“We lost an election, not our minds.”
So said one reader of my December 2004 Inside Washington’s Headlines as he let me know what he thought of my suggestion that maybe, just maybe, the Democrats would pick Howard Dean as their leader.
“You Republicans are hoping that Democrats are dumb enough to put (Dean) in charge,” wrote another reader. “You will never get your wish. Just because you can dream doesn‘t mean Democrats will do what you want.” After Dean’s election last month, another reader needed three “expletives deleted” to say that he supposed that I would rub it in.
Best not gloat. I received more negative, outraged, critical and downright angry comments about that article than any other in 2004. I was amazed. I had hit a nerve in suggesting that the Democratic Party’s leaders might pick Dean. Those Democrats who read Inside Washington‘s Headlines were finished – really finished – with their love affair with the blunt Vermont physician.
Why and How?
In politics it is not just what happens but why and how that is important. Something happened and Dean won. That something was retribution. A few years ago, Rep. Nancy Pelosi (D-CA), who represents San Francisco but grew up in a politically powerful and sharp-elbowed family in Baltimore’s Little Italy, wanted to move up the ladder to the leadership of the House Democrats. To prepare the way, she called on her pragmatic political family in Maryland to dispose of one potential rival, Rep. Steny Hoyer (D-MD). Seasoned, highly respected, a natural leader, Hoyer was himself a power in the rough-and-tumble of Maryland politics. The political hit put on Hoyer by the boys from Baltimore was not subtle. Hoyer stepped aside.

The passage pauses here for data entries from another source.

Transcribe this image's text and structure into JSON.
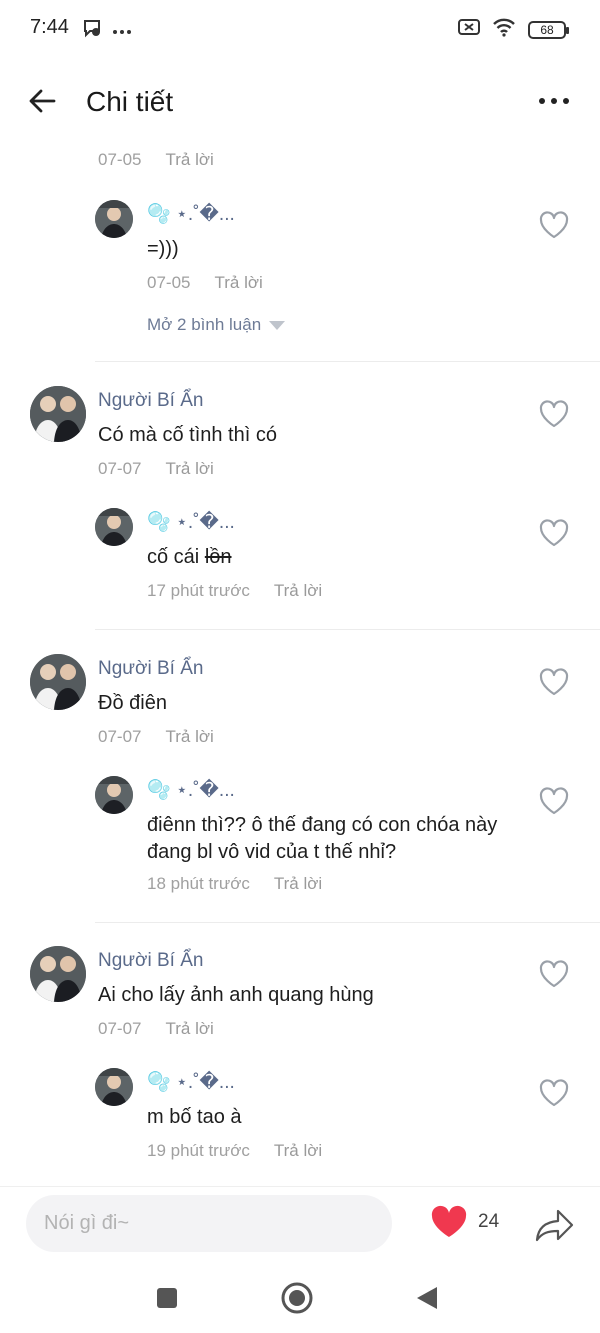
{
  "status_bar": {
    "time": "7:44",
    "battery": "68",
    "icons": [
      "messenger-icon",
      "more-dots-icon",
      "no-sim-icon",
      "wifi-icon",
      "battery-icon"
    ]
  },
  "header": {
    "title": "Chi tiết"
  },
  "comments": [
    {
      "id": "c0-tail",
      "date": "07-05",
      "reply_label": "Trả lời",
      "replies": [
        {
          "username": "🫧 ⋆.˚�...",
          "text": "=)))",
          "date": "07-05",
          "reply_label": "Trả lời"
        }
      ],
      "expand_label": "Mở 2 bình luận"
    },
    {
      "id": "c1",
      "username": "Người Bí Ẩn",
      "text": "Có mà cố tình thì có",
      "date": "07-07",
      "reply_label": "Trả lời",
      "replies": [
        {
          "username": "🫧 ⋆.˚�...",
          "text_plain": "cố cái ",
          "text_strike": "lồn",
          "date": "17 phút trước",
          "reply_label": "Trả lời"
        }
      ]
    },
    {
      "id": "c2",
      "username": "Người Bí Ẩn",
      "text": "Đồ điên",
      "date": "07-07",
      "reply_label": "Trả lời",
      "replies": [
        {
          "username": "🫧 ⋆.˚�...",
          "text_line1": "điênn thì?? ô thế đang có con chóa này",
          "text_line2": "đang bl vô vid của t thế nhỉ?",
          "date": "18 phút trước",
          "reply_label": "Trả lời"
        }
      ]
    },
    {
      "id": "c3",
      "username": "Người Bí Ẩn",
      "text": "Ai cho lấy ảnh anh quang hùng",
      "date": "07-07",
      "reply_label": "Trả lời",
      "replies": [
        {
          "username": "🫧 ⋆.˚�...",
          "text": "m bố tao à",
          "date": "19 phút trước",
          "reply_label": "Trả lời"
        }
      ]
    }
  ],
  "bottom_bar": {
    "input_placeholder": "Nói gì đi~",
    "like_count": "24",
    "like_color": "#f0384f"
  },
  "colors": {
    "username": "#5a6a8a",
    "meta": "#a0a0a0"
  }
}
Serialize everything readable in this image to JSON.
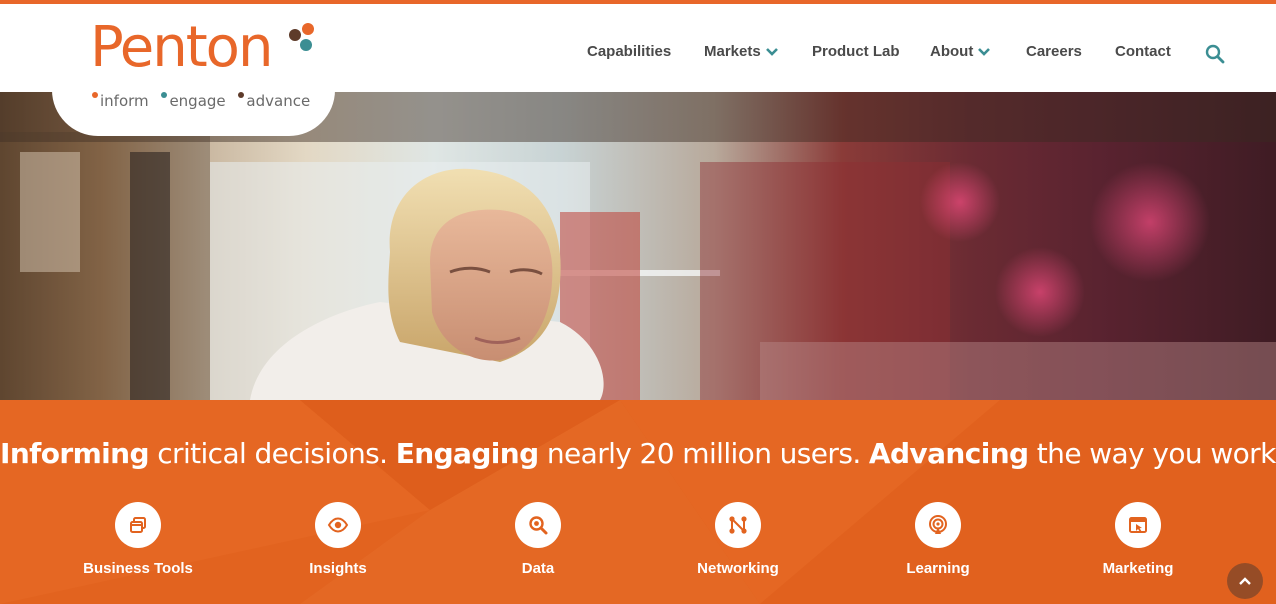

As she continued to consolidate power, Pelosi was resisted by Rep. Tim Roemer (D-IN), a moderate, pro-life Democrat. Roemer suggested that Pelosi was too liberal and the Democratic Party needed to move toward the center. But Pelosi had the votes, based upon favors, friendships and fears that went beyond her liberal politics. Pelosi won and perhaps held a grudge against Roemer for the audacity of his opposition. She got her chance a few months ago to “repay” Roemer in the best Baltimore style: she encouraged Roemer to seek the chairmanship but did nothing to aid his cause. She watched him announce his candidacy for chairman and, when he got out there on the political limb, she abandoned him in public statements that discouraged other House Democrats from endorsing him. She did the same with another former House Democrat. Her acid neutrality toward former Rep. Martin Frost (D-TX) sent the message to House Democrats: Stay away from Frost.
Political butcher’s shop
So the Party leaders looked everywhere for someone to stop Dean and all sorts of names were run up the flagpole. Few saluted. Even the Clintons were co-opted and Clinton loyalist Harold Ickes, as shrewd and tough a politico as exists, endorsed Dean at the critical point.
Not lost on insiders was the fact that Pelosi and Senator Hillary Clinton are friends who have a healthy regard for each other’s lethal tendencies. Senator Clinton found this a battle best not fought. Losing was possible and could be deadly. Winning was not worth the risk of creating an enemy. It was over. More acceptable candidates were taken out, one-by-one, almost gangland style. This was not surgery, this was a political butcher’s shop.
And Dean is the beneficiary and is chairman of the Democratic Party.